Trump’s Gaza plan: Brutal, coherent, and strategic

Only Donald Trump could propose moving a million Gazans to Libya—and mean it not as chaos, but as a fix. Where others manage crises, he writes endings.
Since being inaugurated on his second term, the US President has reintroduced a brand of policy that treats the Middle East not as a moral quandary but as a strategic chessboard. His latest proposal, to relocate up to one million Palestinians from Gaza to Libya, has reignited fury, fascination, and debate in equal measure. But as with many Trump-era initiatives, the noise often obscures the logic.
The Libya relocation proposal is part of a wider portfolio Trump has hinted at: turning Gaza into a “freedom zone” under US control, reshaping Israel’s security posture, and pressuring Arab states to absorb regional shocks instead of outsourcing them to the West. The plan to use Libya as a Palestinian resettlement zone, reportedly accompanied by billions in unfrozen Libyan assets and financial incentives for displaced Gazans, is a brutal answer to a brutal impasse. Trump, characteristically, is less concerned with optics than outcomes.
Critics immediately decry it as ethnic cleansing by proxy or destabilisation masquerading as diplomacy. But the uncomfortable truth is that Western and Arab governments alike have no credible answer for postwar Gaza. Trump’s plan, however ugly, at least acknowledges that keeping Gaza on permanent Western life support is untenable.
Libya, for its part, is a fractured state with two competing governments and no unified security framework. But that very fragmentation allows room for dealmaking. Trump’s team reportedly plans to use unfreezing of sovereign assets as leverage. In typical Trump fashion, it’s transactional—but potentially effective. He understands, unlike many professional diplomats, that the moral outrage of the international commentariat does not amount to a policy.

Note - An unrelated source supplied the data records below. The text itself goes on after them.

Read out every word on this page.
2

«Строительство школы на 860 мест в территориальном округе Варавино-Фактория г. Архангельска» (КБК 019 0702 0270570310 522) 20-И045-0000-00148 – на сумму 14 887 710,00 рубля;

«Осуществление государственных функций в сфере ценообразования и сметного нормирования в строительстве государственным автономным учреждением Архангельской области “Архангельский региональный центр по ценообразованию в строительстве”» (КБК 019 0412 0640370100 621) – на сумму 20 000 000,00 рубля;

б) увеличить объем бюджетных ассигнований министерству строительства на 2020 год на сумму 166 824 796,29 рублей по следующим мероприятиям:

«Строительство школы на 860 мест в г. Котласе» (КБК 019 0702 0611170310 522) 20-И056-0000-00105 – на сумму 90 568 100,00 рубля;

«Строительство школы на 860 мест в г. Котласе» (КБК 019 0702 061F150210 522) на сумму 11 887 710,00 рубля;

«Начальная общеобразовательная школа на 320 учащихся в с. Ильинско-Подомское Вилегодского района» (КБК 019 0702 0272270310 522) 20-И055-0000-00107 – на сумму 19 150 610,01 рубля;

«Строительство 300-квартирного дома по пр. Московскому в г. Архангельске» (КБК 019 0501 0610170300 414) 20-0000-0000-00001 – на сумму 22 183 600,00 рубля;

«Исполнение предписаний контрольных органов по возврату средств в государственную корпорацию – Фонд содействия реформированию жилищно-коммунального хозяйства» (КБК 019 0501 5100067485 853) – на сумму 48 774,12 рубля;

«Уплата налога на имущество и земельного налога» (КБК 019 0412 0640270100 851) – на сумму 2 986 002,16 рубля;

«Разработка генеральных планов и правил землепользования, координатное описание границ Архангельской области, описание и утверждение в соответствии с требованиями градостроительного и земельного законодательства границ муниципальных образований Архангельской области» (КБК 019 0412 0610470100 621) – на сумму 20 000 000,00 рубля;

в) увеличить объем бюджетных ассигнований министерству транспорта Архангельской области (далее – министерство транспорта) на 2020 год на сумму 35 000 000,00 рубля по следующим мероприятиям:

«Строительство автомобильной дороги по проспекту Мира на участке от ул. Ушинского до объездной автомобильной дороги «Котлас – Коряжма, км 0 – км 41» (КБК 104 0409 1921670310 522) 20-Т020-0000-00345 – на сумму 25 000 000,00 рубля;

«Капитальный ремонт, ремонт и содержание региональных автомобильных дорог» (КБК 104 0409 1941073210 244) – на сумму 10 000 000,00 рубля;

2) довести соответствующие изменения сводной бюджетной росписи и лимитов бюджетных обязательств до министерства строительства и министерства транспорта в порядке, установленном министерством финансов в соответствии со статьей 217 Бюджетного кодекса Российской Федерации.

What Trump offers, intentionally or not, is clarity. His Middle East vision hinges on three tenets: Israel must be secure and uncompromised; America must not bankroll chaos without a return; and regional actors must carry their weight. This stands in contrast to the Biden administration’s ad hoc crisis management, which veered between rhetorical moralism and military half-measures.
In the end, Trump is proposing to redraw the map—not in lines and borders, but in responsibilities. A Palestinian population resettled in Libya is not anyone’s ideal solution, least of all the Palestinians’. But nor is another fifty years of refugee limbo, terror enclaves, and donor dependency. Trump’s plan is coercive, divisive, and deeply Trumpian. It is also, in its own way, a policy of consequences, designed not for applause, but for results.